Currently the SageMaker only supports training new models with Apache MXNext, I have had a little experience training model using Tensor Flow and was hoping to import my existing models. It was a good exercise for me looking at how MXNet works and expand my scope of ML frameworks. I look forward to the addition of future ML Frameworks to the DeepLens platform so I can continue trying them out to find the best options for the job.
Accomplishments that I'm proud of
Even though I was able to quickly get up and running using the sample models, I was happy I took the extra time building out my own model using SageMaker and Jupyter notebooks. Python is not my strongest language and working with Jupyter notebooks made it a little easier to work through the process. I recommend after you get a couple of the sample models up and running you take the time to train your own model as that really extends the value of this platform.
What I learned
It was interesting to explore the Apache MXNet framework, I had previously used Tensor Flow and I like to make sure I am keeping on top of multiple options when considering technologies. Apache MXNet is a very mature project and active user community.
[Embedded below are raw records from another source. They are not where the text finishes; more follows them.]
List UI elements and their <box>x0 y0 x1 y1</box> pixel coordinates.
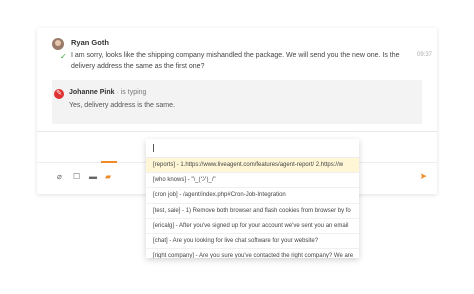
customer-typing-preview: ✎ Johanne Pink · is typing Yes, delivery… <box>52 80 422 124</box>
canned-item-who-knows[interactable]: [who knows] - "\_(ツ)_/" <box>146 173 359 189</box>
folder-icon[interactable]: ▬ <box>89 172 97 181</box>
text-caret <box>153 144 154 152</box>
agent-name: Ryan Goth <box>71 38 109 47</box>
check-icon: ✓ <box>60 52 67 61</box>
canned-item-ericalg[interactable]: [ericalg] - After you've signed up for y… <box>146 219 359 234</box>
customer-typing-text: Yes, delivery address is the same. <box>69 102 175 109</box>
canned-response-icon[interactable]: ▰ <box>105 172 111 181</box>
attachment-icon[interactable]: ⌀ <box>57 172 62 181</box>
message-time: 09:37 <box>416 52 432 58</box>
canned-item-reports[interactable]: [reports] - 1.https://www.liveagent.com/… <box>146 158 359 174</box>
agent-message-text: I am sorry, looks like the shipping comp… <box>71 52 400 70</box>
canned-item-test-sale[interactable]: [test, sale] - 1) Remove both browser an… <box>146 204 359 219</box>
canned-item-chat[interactable]: [chat] - Are you looking for live chat s… <box>146 234 359 250</box>
canned-item-cron-job[interactable]: [cron job] - /agent/index.php#Cron-Job-I… <box>146 188 359 204</box>
pencil-icon: ✎ <box>54 89 64 99</box>
canned-item-right-company[interactable]: [right company] - Are you sure you've co… <box>146 249 359 258</box>
divider <box>37 131 437 132</box>
customer-name: Johanne Pink <box>69 89 115 96</box>
chat-icon[interactable]: ☐ <box>73 172 80 181</box>
canned-messages-dropdown: [reports] - 1.https://www.liveagent.com/… <box>146 139 359 258</box>
customer-name-line: Johanne Pink · is typing <box>69 89 146 96</box>
search-input[interactable] <box>146 139 359 158</box>
agent-avatar <box>52 38 64 50</box>
typing-status: · is typing <box>116 89 147 96</box>
send-icon[interactable]: ➤ <box>419 171 427 182</box>
active-tab-indicator <box>101 161 117 163</box>
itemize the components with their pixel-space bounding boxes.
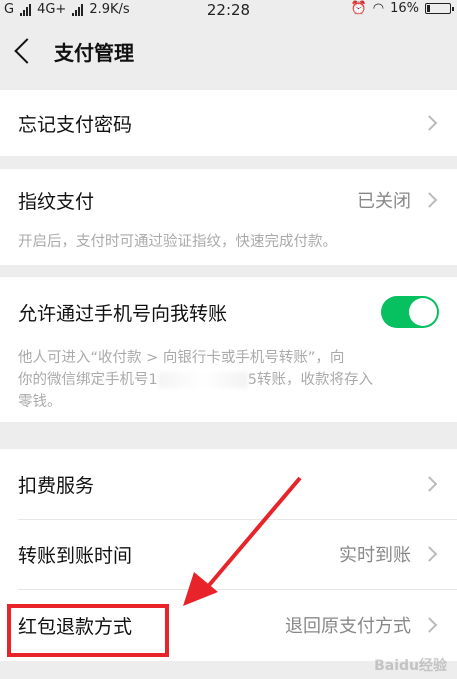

I learned how this customized hardware and software integration allows for very fast deployment of deep learning methodologies and a quick learning tool for developers to begin exploring the technical area.
I was also very happy to find the extensive documentation that was put together by the AWS DeepLens team. It was a very well documented step by step that was helpful when digging into a totally new platform.
This first pass of my project is great for weeding out the birds from the squirrels, but I am interested in extending the model to do more detailed identifications. The images captured during the first phase of the project will be a good resource as I extend the training to more specifically identify bird species.
As I mentioned above, currently the SageMaker platform only supports MXNet models, I am interested in porting over my Tensor Flow trained models. Here is a link to my git project with my training information for bird species identification using Tensor Flow.
I am also very interested in seeing if I can adapt the hardware to include bird songs as part of the identification criteria.